Vous vous mordez les doigts d’avoir manqué la cérémonie d’ouverture des Jeux de Vancouver ? Consolez vos tristes coeurs, chers lecteurs, et laissezmoi vous prouver que ce faste événement où feuilles d’érable, flocons de neige et lumières de Noël étaient à l’honneur n’aurait pu vous distraire en cette sombre période des midterms.
Plusieurs malaises ont marqué ce spectacle bien évidemment tissé de convenances, à commencer par l’interprétation de l’hymne national par la jeune chanteuse jazz Nikki Yanovski qui a offert une prestation ponctuée de vibratos interminables rappelant une audition pour American Idol, au grand dam des politiciens bien désorientés.
S’en est suivi le long défilé des athlètes durant lequel on a pu évaluer le sex appeal des uniformes nationaux. Que dire des Allemands qui affichaient des costumes rappellant le monde de Barbie en motoneige ou des italiens, qui étaient d’un chic inouï. Bryan Adams et Nelly Furtado se sont ensuite unis pour interpéter une chanson sur l’estime de soi et la croissance personnelle judicieusement nommée « Bang the drum », auxquels se sont joints les rythmes endiablés que les dignitaires produisaient à l’aide de tambours en plastique qui leur avaient été distribués.
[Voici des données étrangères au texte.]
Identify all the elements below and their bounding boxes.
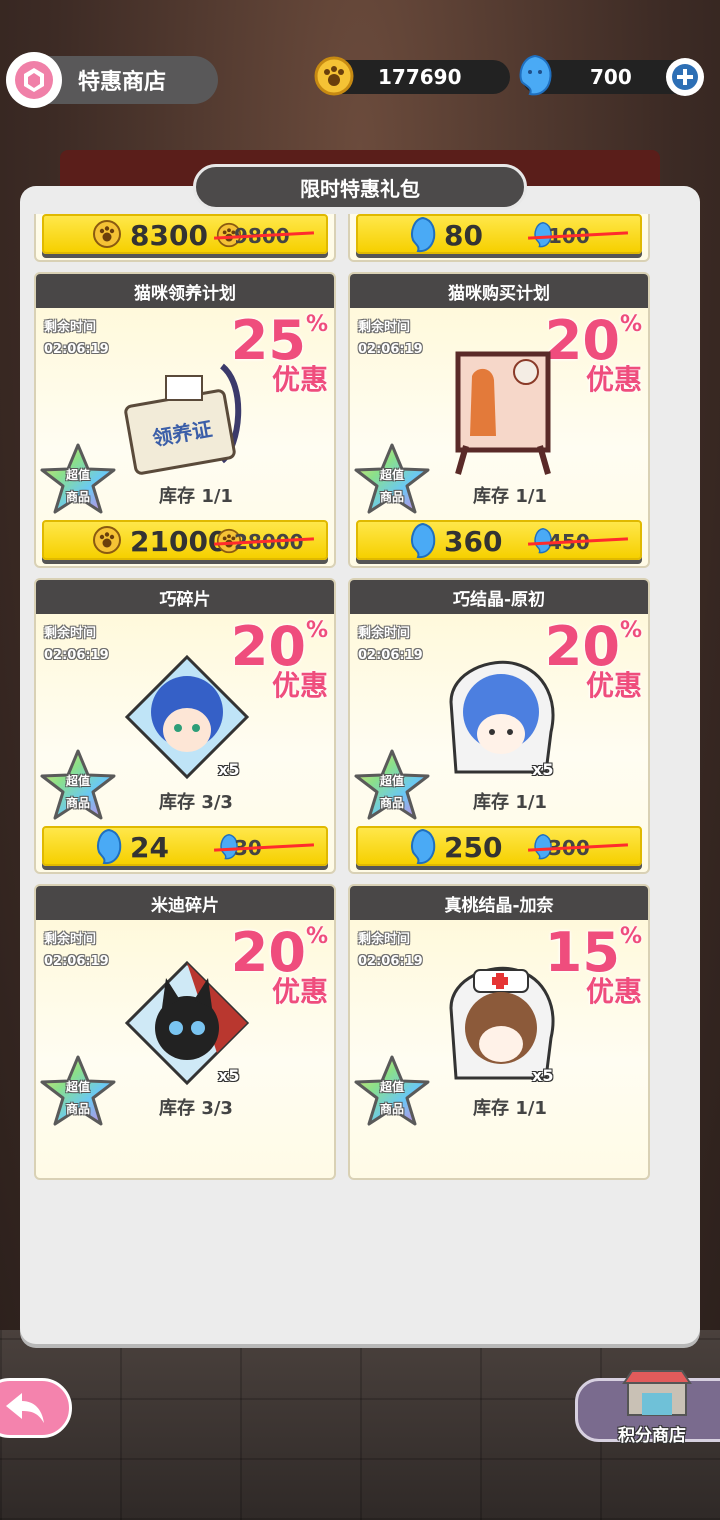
stock-count: 库存 1/1 [473, 792, 547, 813]
remaining-time-label: 剩余时间 [44, 626, 97, 641]
shop-title: 特惠商店 [78, 70, 167, 95]
offer-title: 真桃结晶-加奈 [350, 886, 648, 920]
item-quantity: x5 [218, 760, 240, 779]
blue-gem-icon [411, 829, 436, 865]
plus-icon [672, 64, 698, 90]
countdown-timer: 02:06:19 [358, 342, 423, 357]
add-gems-button[interactable] [666, 58, 704, 96]
offer-card[interactable]: 米迪碎片 剩余时间 02:06:19 20% 优惠 x5 超值 商品 库存 3/3 [34, 884, 336, 1180]
value-star-label: 超值 商品 [379, 774, 404, 810]
percent-sign: % [619, 924, 642, 949]
offers-grid[interactable]: 02:06:19 15% 优惠 超值商品 库存 1/1 8300 9800 [34, 214, 686, 1326]
percent-sign: % [305, 312, 328, 337]
value-star-label: 超值 商品 [379, 468, 404, 504]
gold-value: 177690 [378, 65, 462, 89]
percent-sign: % [619, 312, 642, 337]
buy-button[interactable]: 21000 28000 [42, 520, 328, 560]
buy-button[interactable]: 250 300 [356, 826, 642, 866]
remaining-time-label: 剩余时间 [44, 320, 97, 335]
blue-gem-icon [411, 523, 436, 559]
sale-price: 360 [444, 525, 503, 558]
value-star-label: 超值 商品 [65, 774, 90, 810]
countdown-timer: 02:06:19 [44, 648, 109, 663]
gem-value: 700 [590, 65, 632, 89]
blue-gem-icon [411, 217, 436, 253]
stock-count: 库存 3/3 [159, 792, 233, 813]
countdown-timer: 02:06:19 [44, 954, 109, 969]
value-star-label: 超值 商品 [65, 1080, 90, 1116]
sale-price: 21000 [130, 525, 228, 558]
offer-card[interactable]: 巧结晶-原初 剩余时间 02:06:19 20% 优惠 x5 超值 商品 库存 1… [348, 578, 650, 874]
shop-logo-icon [6, 52, 62, 108]
item-quantity: x5 [218, 1066, 240, 1085]
remaining-time-label: 剩余时间 [358, 320, 411, 335]
remaining-time-label: 剩余时间 [358, 626, 411, 641]
percent-sign: % [305, 618, 328, 643]
sale-price: 250 [444, 831, 503, 864]
offer-title: 巧碎片 [36, 580, 334, 614]
sale-price: 8300 [130, 219, 208, 252]
countdown-timer: 02:06:19 [44, 342, 109, 357]
back-button[interactable] [0, 1378, 72, 1438]
buy-button[interactable]: 80 100 [356, 214, 642, 254]
offer-card[interactable]: 猫咪购买计划 剩余时间 02:06:19 20% 优惠 超值 商品 库存 1/1 … [348, 272, 650, 568]
countdown-timer: 02:06:19 [358, 954, 423, 969]
offer-title: 米迪碎片 [36, 886, 334, 920]
buy-button[interactable]: 360 450 [356, 520, 642, 560]
percent-sign: % [619, 618, 642, 643]
sign-board-icon [436, 346, 566, 476]
back-arrow-icon [6, 1393, 44, 1423]
blue-gem-icon [519, 54, 552, 96]
item-quantity: x5 [532, 760, 554, 779]
offer-card[interactable]: 真桃结晶-加奈 剩余时间 02:06:19 15% 优惠 x5 超值 商品 库存 … [348, 884, 650, 1180]
blue-gem-icon [97, 829, 122, 865]
gem-counter: 700 [519, 54, 704, 96]
store-icon [622, 1370, 692, 1416]
stock-count: 库存 1/1 [473, 1098, 547, 1119]
sale-price: 80 [444, 219, 483, 252]
buy-button[interactable]: 8300 9800 [42, 214, 328, 254]
points-shop-button[interactable]: 积分商店 [575, 1370, 720, 1446]
countdown-timer: 02:06:19 [358, 648, 423, 663]
remaining-time-label: 剩余时间 [358, 932, 411, 947]
shop-tab[interactable]: 特惠商店 [6, 52, 218, 108]
offer-card[interactable]: 02:06:19 20% 优惠 超值商品 库存 3/3 80 100 [348, 214, 650, 262]
gold-counter: 177690 [314, 56, 510, 96]
points-shop-label: 积分商店 [618, 1426, 686, 1446]
paw-coin-icon [93, 220, 121, 248]
paw-coin-icon [93, 526, 121, 554]
sale-price: 24 [130, 831, 169, 864]
item-quantity: x5 [532, 1066, 554, 1085]
percent-sign: % [305, 924, 328, 949]
panel-title: 限时特惠礼包 [193, 164, 527, 210]
remaining-time-label: 剩余时间 [44, 932, 97, 947]
paw-coin-icon [314, 56, 354, 96]
value-star-label: 超值 商品 [65, 468, 90, 504]
offer-title: 猫咪购买计划 [350, 274, 648, 308]
buy-button[interactable]: 24 30 [42, 826, 328, 866]
offer-title: 猫咪领养计划 [36, 274, 334, 308]
offer-card[interactable]: 猫咪领养计划 剩余时间 02:06:19 25% 优惠 领养证 超值 商品 库存 … [34, 272, 336, 568]
offer-title: 巧结晶-原初 [350, 580, 648, 614]
value-star-label: 超值 商品 [379, 1080, 404, 1116]
stock-count: 库存 1/1 [159, 486, 233, 507]
adoption-card-icon: 领养证 [122, 346, 252, 476]
stock-count: 库存 1/1 [473, 486, 547, 507]
offer-card[interactable]: 巧碎片 剩余时间 02:06:19 20% 优惠 x5 超值 商品 库存 3/3 … [34, 578, 336, 874]
stock-count: 库存 3/3 [159, 1098, 233, 1119]
offer-card[interactable]: 02:06:19 15% 优惠 超值商品 库存 1/1 8300 9800 [34, 214, 336, 262]
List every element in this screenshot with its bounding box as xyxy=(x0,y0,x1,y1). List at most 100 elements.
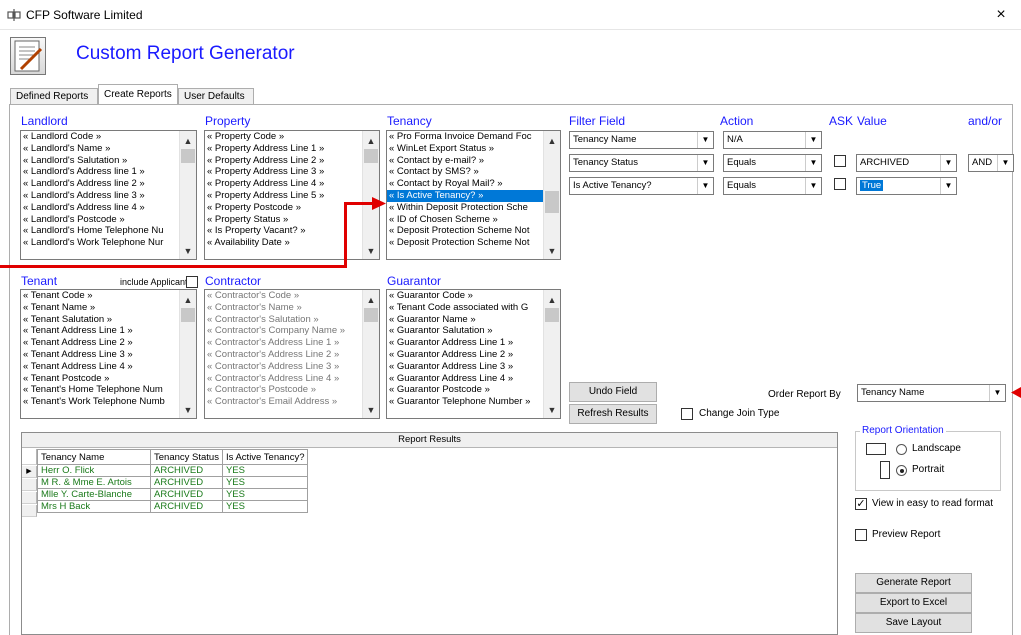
scroll-up-icon[interactable]: ▲ xyxy=(363,292,379,308)
list-item[interactable]: « Landlord's Name » xyxy=(21,143,179,155)
refresh-results-button[interactable]: Refresh Results xyxy=(569,404,657,424)
list-item[interactable]: « Tenant Address Line 2 » xyxy=(21,337,179,349)
list-item[interactable]: « Guarantor Salutation » xyxy=(387,325,543,337)
list-item[interactable]: « Property Address Line 2 » xyxy=(205,155,362,167)
list-item[interactable]: « Guarantor Name » xyxy=(387,314,543,326)
tab-user-defaults[interactable]: User Defaults xyxy=(178,88,254,105)
table-cell[interactable]: Herr O. Flick xyxy=(37,464,151,477)
list-item[interactable]: « Landlord's Address line 1 » xyxy=(21,166,179,178)
chevron-down-icon[interactable]: ▼ xyxy=(697,132,713,148)
list-item[interactable]: « Contractor's Postcode » xyxy=(205,384,362,396)
list-item[interactable]: « Property Address Line 3 » xyxy=(205,166,362,178)
list-item[interactable]: « Guarantor Postcode » xyxy=(387,384,543,396)
list-item[interactable]: « WinLet Export Status » xyxy=(387,143,543,155)
scroll-down-icon[interactable]: ▼ xyxy=(180,402,196,418)
list-item[interactable]: « Tenant Code associated with G xyxy=(387,302,543,314)
list-item[interactable]: « Tenant Name » xyxy=(21,302,179,314)
list-item[interactable]: « Contractor's Company Name » xyxy=(205,325,362,337)
list-item[interactable]: « Contractor's Email Address » xyxy=(205,396,362,408)
list-item[interactable]: « Guarantor Address Line 1 » xyxy=(387,337,543,349)
list-item[interactable]: « Contractor's Name » xyxy=(205,302,362,314)
close-button[interactable]: × xyxy=(987,2,1015,28)
ask-checkbox-2[interactable] xyxy=(834,155,846,167)
list-item[interactable]: « Contractor's Salutation » xyxy=(205,314,362,326)
save-layout-button[interactable]: Save Layout xyxy=(855,613,972,633)
list-item[interactable]: « Pro Forma Invoice Demand Foc xyxy=(387,131,543,143)
table-cell[interactable]: ARCHIVED xyxy=(150,464,223,477)
scroll-down-icon[interactable]: ▼ xyxy=(363,402,379,418)
list-item[interactable]: « Is Property Vacant? » xyxy=(205,225,362,237)
scroll-up-icon[interactable]: ▲ xyxy=(363,133,379,149)
landscape-radio[interactable] xyxy=(896,444,907,455)
scroll-up-icon[interactable]: ▲ xyxy=(180,133,196,149)
contractor-listbox[interactable]: « Contractor's Code » « Contractor's Nam… xyxy=(204,289,380,419)
list-item[interactable]: « Property Postcode » xyxy=(205,202,362,214)
list-item[interactable]: « Tenant's Home Telephone Num xyxy=(21,384,179,396)
list-item[interactable]: « Landlord's Home Telephone Nu xyxy=(21,225,179,237)
list-item[interactable]: « Tenant Address Line 4 » xyxy=(21,361,179,373)
list-item[interactable]: « Contractor's Address Line 2 » xyxy=(205,349,362,361)
list-item[interactable]: « Tenant Address Line 3 » xyxy=(21,349,179,361)
tab-create-reports[interactable]: Create Reports xyxy=(98,84,178,105)
table-cell[interactable]: YES xyxy=(221,476,309,489)
table-row[interactable]: Herr O. Flick ARCHIVED YES xyxy=(37,464,309,477)
table-cell[interactable]: Mrs H Back xyxy=(37,500,151,513)
scroll-thumb[interactable] xyxy=(364,149,378,163)
list-item[interactable]: « Guarantor Address Line 4 » xyxy=(387,373,543,385)
list-item[interactable]: « Landlord's Address line 4 » xyxy=(21,202,179,214)
chevron-down-icon[interactable]: ▼ xyxy=(697,155,713,171)
scroll-down-icon[interactable]: ▼ xyxy=(544,402,560,418)
property-listbox[interactable]: « Property Code » « Property Address Lin… xyxy=(204,130,380,260)
list-item[interactable]: « ID of Chosen Scheme » xyxy=(387,214,543,226)
easy-read-checkbox[interactable]: ✓ xyxy=(855,498,867,510)
listbox-scrollbar[interactable]: ▲ ▼ xyxy=(543,131,560,259)
scroll-down-icon[interactable]: ▼ xyxy=(544,243,560,259)
chevron-down-icon[interactable]: ▼ xyxy=(940,155,956,171)
list-item[interactable]: « Tenant Postcode » xyxy=(21,373,179,385)
tenancy-listbox[interactable]: « Pro Forma Invoice Demand Foc « WinLet … xyxy=(386,130,561,260)
list-item[interactable]: « Guarantor Address Line 3 » xyxy=(387,361,543,373)
list-item[interactable]: « Contractor's Address Line 3 » xyxy=(205,361,362,373)
listbox-scrollbar[interactable]: ▲ ▼ xyxy=(543,290,560,418)
list-item[interactable]: « Tenant Salutation » xyxy=(21,314,179,326)
list-item[interactable]: « Property Address Line 1 » xyxy=(205,143,362,155)
scroll-thumb[interactable] xyxy=(545,308,559,322)
value-dropdown-2[interactable]: ARCHIVED ▼ xyxy=(856,154,957,172)
list-item[interactable]: « Contractor's Code » xyxy=(205,290,362,302)
scroll-up-icon[interactable]: ▲ xyxy=(180,292,196,308)
list-item[interactable]: « Tenant Code » xyxy=(21,290,179,302)
scroll-thumb[interactable] xyxy=(545,191,559,213)
listbox-scrollbar[interactable]: ▲ ▼ xyxy=(362,131,379,259)
scroll-thumb[interactable] xyxy=(181,308,195,322)
filter-field-dropdown-3[interactable]: Is Active Tenancy? ▼ xyxy=(569,177,714,195)
undo-field-button[interactable]: Undo Field xyxy=(569,382,657,402)
change-join-type-checkbox[interactable] xyxy=(681,408,693,420)
table-cell[interactable]: Mlle Y. Carte-Blanche xyxy=(37,488,151,501)
table-cell[interactable]: YES xyxy=(221,464,309,477)
list-item[interactable]: « Landlord Code » xyxy=(21,131,179,143)
list-item[interactable]: « Property Code » xyxy=(205,131,362,143)
list-item-selected[interactable]: « Is Active Tenancy? » xyxy=(387,189,543,202)
scroll-down-icon[interactable]: ▼ xyxy=(180,243,196,259)
list-item[interactable]: « Contractor's Address Line 1 » xyxy=(205,337,362,349)
export-to-excel-button[interactable]: Export to Excel xyxy=(855,593,972,613)
listbox-scrollbar[interactable]: ▲ ▼ xyxy=(179,131,196,259)
table-cell[interactable]: YES xyxy=(221,488,309,501)
scroll-down-icon[interactable]: ▼ xyxy=(363,243,379,259)
list-item[interactable]: « Deposit Protection Scheme Not xyxy=(387,225,543,237)
column-header[interactable]: Is Active Tenancy? xyxy=(221,449,309,465)
generate-report-button[interactable]: Generate Report xyxy=(855,573,972,593)
list-item[interactable]: « Guarantor Code » xyxy=(387,290,543,302)
include-applicants-checkbox[interactable] xyxy=(186,276,198,288)
list-item[interactable]: « Guarantor Address Line 2 » xyxy=(387,349,543,361)
table-cell[interactable]: ARCHIVED xyxy=(150,488,223,501)
action-dropdown-3[interactable]: Equals ▼ xyxy=(723,177,822,195)
scroll-up-icon[interactable]: ▲ xyxy=(544,133,560,149)
and-or-dropdown-2[interactable]: AND ▼ xyxy=(968,154,1014,172)
chevron-down-icon[interactable]: ▼ xyxy=(805,132,821,148)
table-cell[interactable]: M R. & Mme E. Artois xyxy=(37,476,151,489)
list-item[interactable]: « Guarantor Telephone Number » xyxy=(387,396,543,408)
list-item[interactable]: « Contact by Royal Mail? » xyxy=(387,178,543,190)
guarantor-listbox[interactable]: « Guarantor Code » « Tenant Code associa… xyxy=(386,289,561,419)
table-row[interactable]: Mrs H Back ARCHIVED YES xyxy=(37,500,309,513)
Pop stars et danses folklorisées des Premières nations ont ensuite fait place au paroxysme de la soirée, orchestré par une panoplie d’artistes et ayant nécessité des années de préparation. L’intention était claire, comme à chaque cérémonie d’ouverture : dresser un portrait créatif de l’hôte des Jeux. Il serait bien pessimiste de décrire le numéro comme un de ces spectacles d’Histoire son et lumière d’un quétaine pédagogique dans lesquels mes parents m’entraînaient immanquablement lors de visites touristiques. Toutefois, la comparaison est malheureusement très tentante. Les prouesses techniques étaient certes au rendez-vous, comme le nécessite tout événement contemporain d’envergure. Cependant, l’angle ô‑combien-créatif qu’ont adopté des artisans de grande réputation pour présenter leur patrie leur donnait l’allure de peintres à numéros et de photographes de calendrier au budget incroyablement élevé. Sans m’attendre à retrouver au Canada tout le faste des Jeux de Beijing, j’espérais que notre contrée méconnue échapperait à tout le moins à un éloge sans fin de ses ressources naturelles et de ses quatre saisons, qui, rappelons le, ne sont pas une particularité canuck. Heureusement que l’un des derniers tableaux a rompu avec l’ultime cliché en nous présentant des personnages de la chasse galerie gambadant dans un champ de feuilles d’érables.
Force est d’admettre que même lorsque sculpteurs, peintres et metteurs en scène s’associent à une grande marque ou à un événement d’une rectitude politique irréprochable, le résultat sonne souvent faux et exhale une trop grande prudence. Un poète méconnu de Yellowknife, Shane Koyzan, est heureusement venu sauver la mise avec son patriotique We are more, commandé par la Commission canadienne du tourisme, et rappelant qu’au delà de leur amour pour le hockey et la pêche, les Canadiens étaient d’une irréprochable politesse et d’une grande gentillesse.
Vous vous questionnez peut-être sur la place faite au français, qui ne transparait pas ici mais qui se promettait grande à l’aube des Jeux. Soyez rassurés : c’est nul autre que Garou qui est venu à la rescousse avec une prestation placée à la toute fin de la cérémonie, après un vibrant extrait de L’Histoire du Canada de François- Xavier Garneau, interprété en anglais par Donald Sutherland.
Dans un Canada où, aux dires de Graham Fraser, le français se fait aussi rare que la neige, l’originalité et le divertissement semblent aussi relégués au second plan. Gageons que vous parviendrez sans peine à meubler votre longue semaine de lecture d’activités plus palpitantes que le visionnement en boucle de cet hommage à l’unifolié et à la gentillesse proprement canayenne.